More than Compliance

The Americans with Disabilities Act is supposed to be a floor, not a ceiling. Bioethics training institutions and employers should not get a gold star for simply being in compliance with the ADA. Instead, these institutions should view the law as a starting point and think proactively about what accessibility and inclusion should look like in a particular organization. They should be reflective on how hiring practices might, even unintentionally, disadvantage applicants with disabilities. Institutions should work with people with disabilities in the communities they serve and/or their disabled employees to think about which practices are essential to the position and what things might be conventions that can be reasonably modified to meet the needs of a disabled applicant. Moreover, hiring committees should never ask about the cost of an applicant’s accommodations. Even if these questions are not asked with discriminatory intent, they can make someone feel very uncomfortable. These questions can be, however, a reasonable part of the negotiation process after someone with a disability has been offered a position.

Federal Funding

Despite 30 years of living under the ADA, physical building accessibility remains a problem. In my view, part of the process of promoting accessibility in the workplace will have to involve reforming the ADA to include a federal funding mechanism for companies to receive support in providing resources to bring buildings up to ADA standards and to enhance accommodations for employees.

A Place to Belong

Even if an employer technically meets the requirements of the ADA, there is generally a lack of thoughtfulness in how to reorganize and restructure workplaces so that they are truly places where disabled people like me can belong.

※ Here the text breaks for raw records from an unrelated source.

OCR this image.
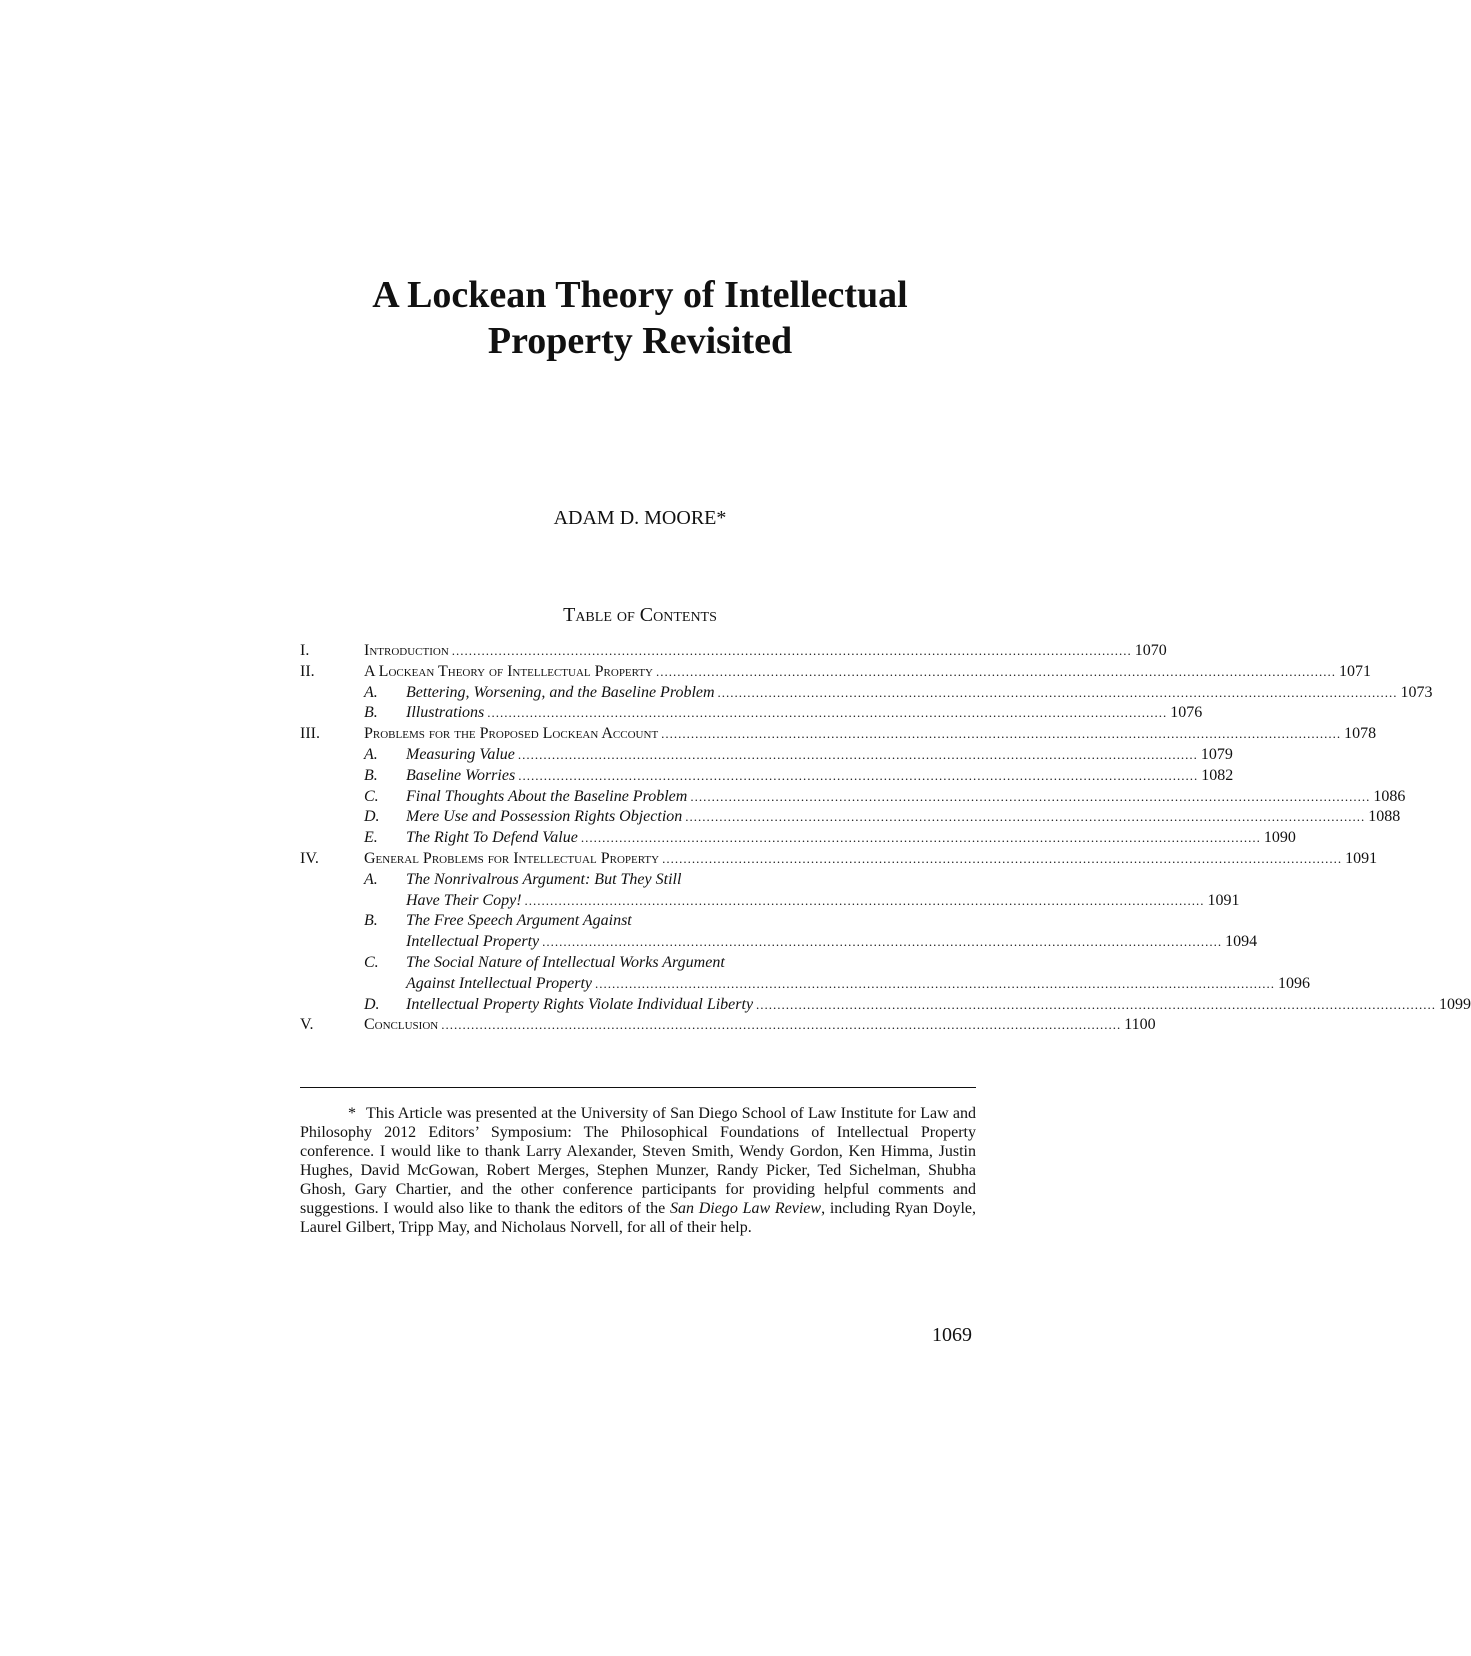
A Lockean Theory of Intellectual
Property Revisited
ADAM D. MOORE*
Table of Contents
I.	Introduction ................................................................................................................................................................ 1070
II.	A Lockean Theory of Intellectual Property ................................................................................................................................................................ 1071
A. Bettering, Worsening, and the Baseline Problem ................................................................................................................................................................ 1073
B. Illustrations ................................................................................................................................................................ 1076
III.	Problems for the Proposed Lockean Account ................................................................................................................................................................ 1078
A. Measuring Value ................................................................................................................................................................ 1079
B. Baseline Worries ................................................................................................................................................................ 1082
C. Final Thoughts About the Baseline Problem ................................................................................................................................................................ 1086
D. Mere Use and Possession Rights Objection ................................................................................................................................................................ 1088
E. The Right To Defend Value ................................................................................................................................................................ 1090
IV.	General Problems for Intellectual Property ................................................................................................................................................................ 1091
A. The Nonrivalrous Argument: But They Still
Have Their Copy! ................................................................................................................................................................ 1091
B. The Free Speech Argument Against
Intellectual Property ................................................................................................................................................................ 1094
C. The Social Nature of Intellectual Works Argument
Against Intellectual Property ................................................................................................................................................................ 1096
D. Intellectual Property Rights Violate Individual Liberty ................................................................................................................................................................ 1099
V.	Conclusion ................................................................................................................................................................ 1100
* This Article was presented at the University of San Diego School of Law Institute for Law and Philosophy 2012 Editors’ Symposium: The Philosophical Foundations of Intellectual Property conference. I would like to thank Larry Alexander, Steven Smith, Wendy Gordon, Ken Himma, Justin Hughes, David McGowan, Robert Merges, Stephen Munzer, Randy Picker, Ted Sichelman, Shubha Ghosh, Gary Chartier, and the other conference participants for providing helpful comments and suggestions. I would also like to thank the editors of the San Diego Law Review, including Ryan Doyle, Laurel Gilbert, Tripp May, and Nicholaus Norvell, for all of their help.
1069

Organizations must remember that disability access does not stop once someone can perform the critical functions of a job.  We need more thoughtful efforts at the institutional level to elevate disability in DEI efforts. Depending upon the size and resources available to some workplaces and not others, federal and state funding should be available to offset the cost of these efforts. Biased language permeates academics. We need interventions against disability-based micro- and macroaggressions.

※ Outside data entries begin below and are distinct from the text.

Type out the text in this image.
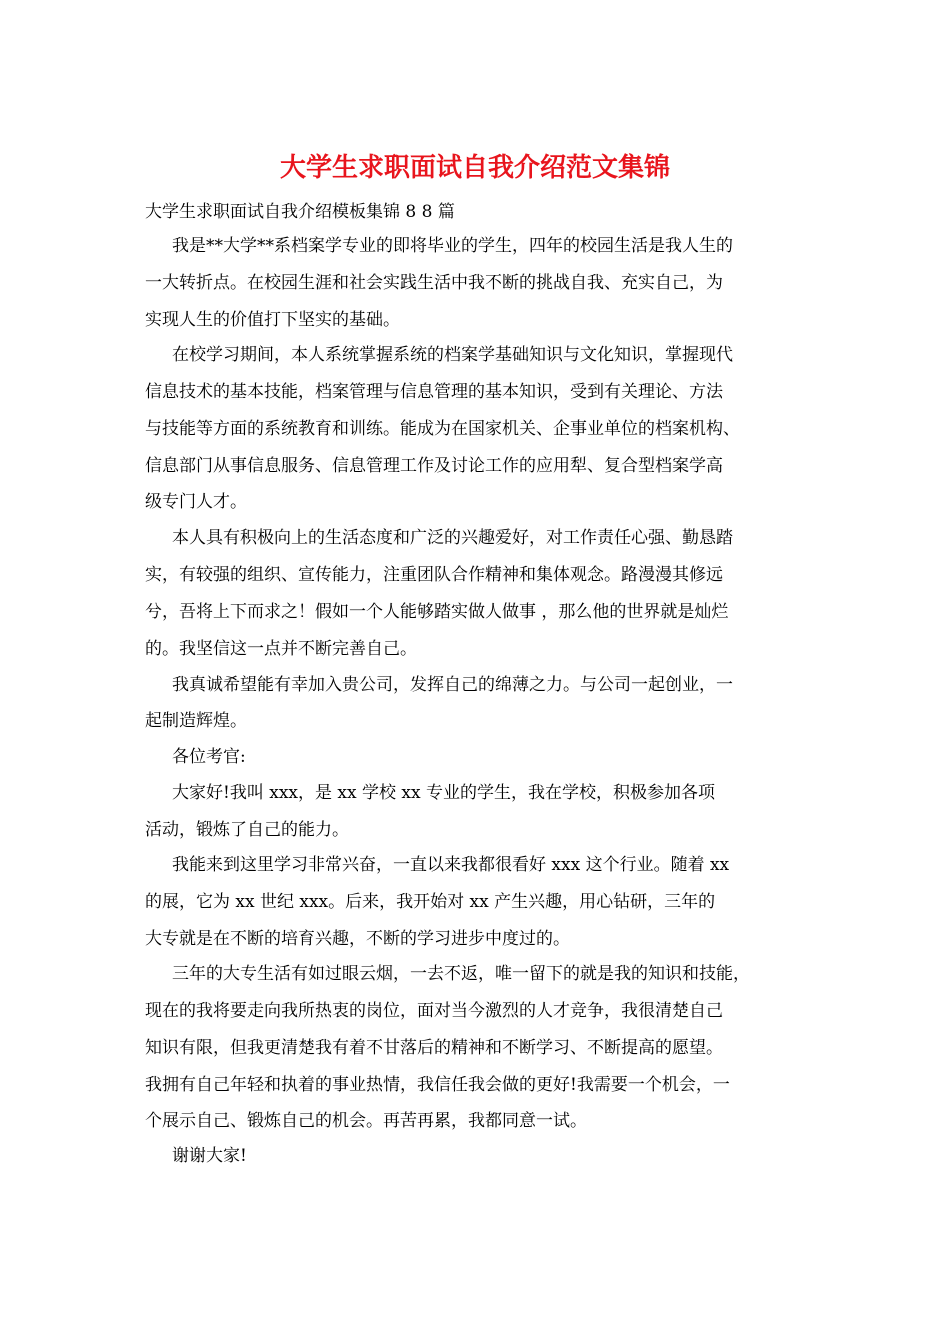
大学生求职面试自我介绍范文集锦
大学生求职面试自我介绍模板集锦 8 8 篇
我是**大学**系档案学专业的即将毕业的学生，四年的校园生活是我人生的
一大转折点。在校园生涯和社会实践生活中我不断的挑战自我、充实自己，为
实现人生的价值打下坚实的基础。
在校学习期间，本人系统掌握系统的档案学基础知识与文化知识，掌握现代
信息技术的基本技能，档案管理与信息管理的基本知识，受到有关理论、方法
与技能等方面的系统教育和训练。能成为在国家机关、企事业单位的档案机构、
信息部门从事信息服务、信息管理工作及讨论工作的应用犁、复合型档案学高
级专门人才。
本人具有积极向上的生活态度和广泛的兴趣爱好，对工作责任心强、勤恳踏
实，有较强的组织、宣传能力，注重团队合作精神和集体观念。路漫漫其修远
兮，吾将上下而求之！假如一个人能够踏实做人做事 ，那么他的世界就是灿烂
的。我坚信这一点并不断完善自己。
我真诚希望能有幸加入贵公司，发挥自己的绵薄之力。与公司一起创业，一
起制造辉煌。
各位考官:
大家好!我叫 xxx，是 xx 学校 xx 专业的学生，我在学校，积极参加各项
活动，锻炼了自己的能力。
我能来到这里学习非常兴奋，一直以来我都很看好 xxx 这个行业。随着 xx
的展，它为 xx 世纪 xxx。后来，我开始对 xx 产生兴趣，用心钻研，三年的
大专就是在不断的培育兴趣，不断的学习进步中度过的。
三年的大专生活有如过眼云烟，一去不返，唯一留下的就是我的知识和技能，
现在的我将要走向我所热衷的岗位，面对当今激烈的人才竞争，我很清楚自己
知识有限，但我更清楚我有着不甘落后的精神和不断学习、不断提高的愿望。
我拥有自己年轻和执着的事业热情，我信任我会做的更好!我需要一个机会，一
个展示自己、锻炼自己的机会。再苦再累，我都同意一试。
谢谢大家!
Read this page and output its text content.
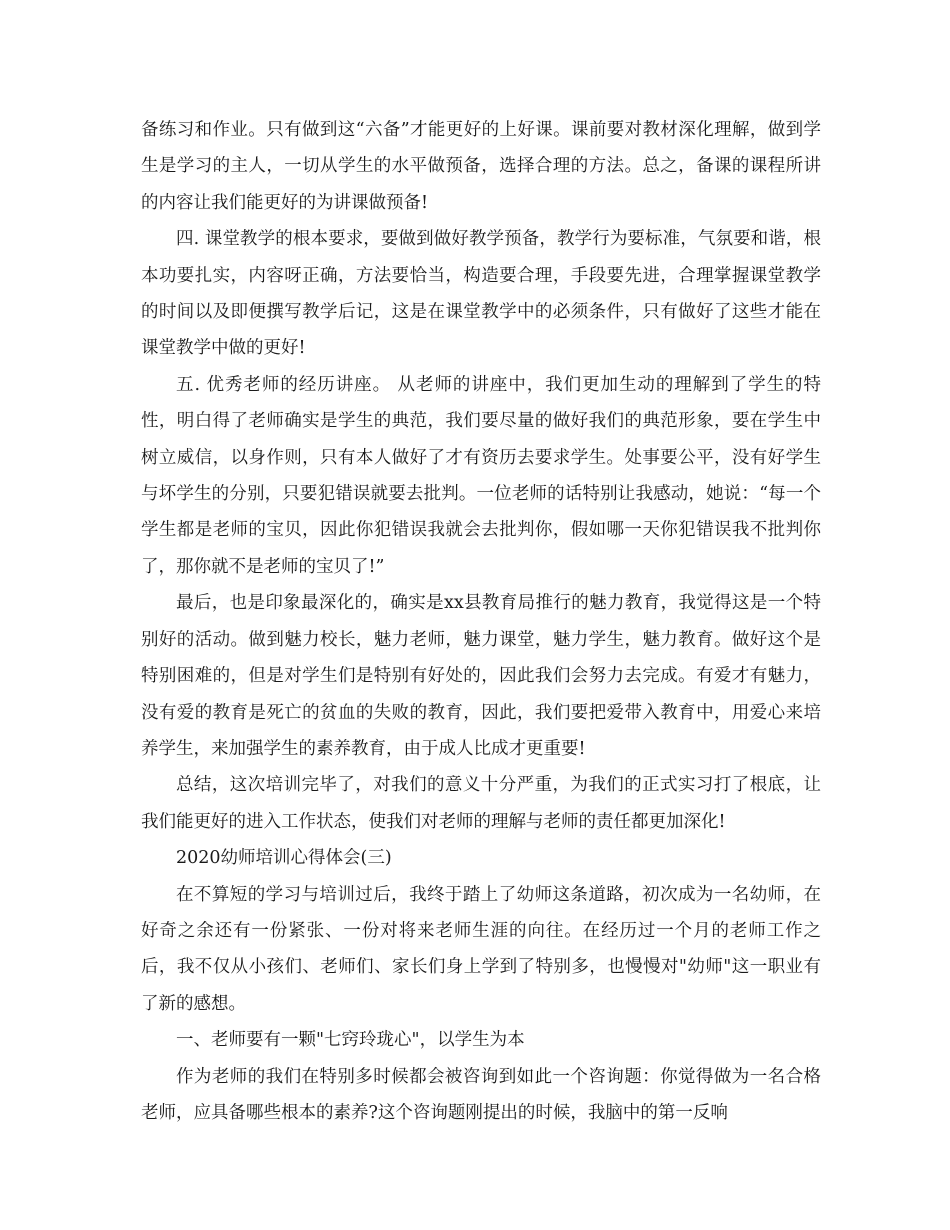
备练习和作业。只有做到这“六备”才能更好的上好课。课前要对教材深化理解，做到学生是学习的主人，一切从学生的水平做预备，选择合理的方法。总之，备课的课程所讲的内容让我们能更好的为讲课做预备!

四. 课堂教学的根本要求，要做到做好教学预备，教学行为要标准，气氛要和谐，根本功要扎实，内容呀正确，方法要恰当，构造要合理，手段要先进，合理掌握课堂教学的时间以及即便撰写教学后记，这是在课堂教学中的必须条件，只有做好了这些才能在课堂教学中做的更好!

五. 优秀老师的经历讲座。 从老师的讲座中，我们更加生动的理解到了学生的特性，明白得了老师确实是学生的典范，我们要尽量的做好我们的典范形象，要在学生中树立威信，以身作则，只有本人做好了才有资历去要求学生。处事要公平，没有好学生与坏学生的分别，只要犯错误就要去批判。一位老师的话特别让我感动，她说：“每一个学生都是老师的宝贝，因此你犯错误我就会去批判你，假如哪一天你犯错误我不批判你了，那你就不是老师的宝贝了!”

最后，也是印象最深化的，确实是xx县教育局推行的魅力教育，我觉得这是一个特别好的活动。做到魅力校长，魅力老师，魅力课堂，魅力学生，魅力教育。做好这个是特别困难的，但是对学生们是特别有好处的，因此我们会努力去完成。有爱才有魅力，没有爱的教育是死亡的贫血的失败的教育，因此，我们要把爱带入教育中，用爱心来培养学生，来加强学生的素养教育，由于成人比成才更重要!

总结，这次培训完毕了，对我们的意义十分严重，为我们的正式实习打了根底，让我们能更好的进入工作状态，使我们对老师的理解与老师的责任都更加深化!

2020幼师培训心得体会(三)

在不算短的学习与培训过后，我终于踏上了幼师这条道路，初次成为一名幼师，在好奇之余还有一份紧张、一份对将来老师生涯的向往。在经历过一个月的老师工作之后，我不仅从小孩们、老师们、家长们身上学到了特别多，也慢慢对"幼师"这一职业有了新的感想。

一、老师要有一颗"七窍玲珑心"，以学生为本

作为老师的我们在特别多时候都会被咨询到如此一个咨询题：你觉得做为一名合格老师，应具备哪些根本的素养?这个咨询题刚提出的时候，我脑中的第一反响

Inclusive Workplace Activities

I encourage engagement in similar deliberative and reflective processes for workplace activities. For example, as someone with a speech impediment who has difficulty eating and talking at the same time, it’s time for organizations to deprioritize cocktail parties and think about networking activities that don’t involve messy finger food or congregating in spaces with poor acoustics.

I shouldn’t have to be a supercrip to have a place

Whatever my future holds, I look forward to when the success of people like me is not as contingent on being in the right place with the right people at the right time. I shouldn’t have to be a supercrip to be successful in academic bioethics. I’d much rather work in a field where stories like mine are the norm, not the exception.

Kevin Mintz, PhD is a post-doctoral scholar at the Stanford Center for Biomedical Ethics.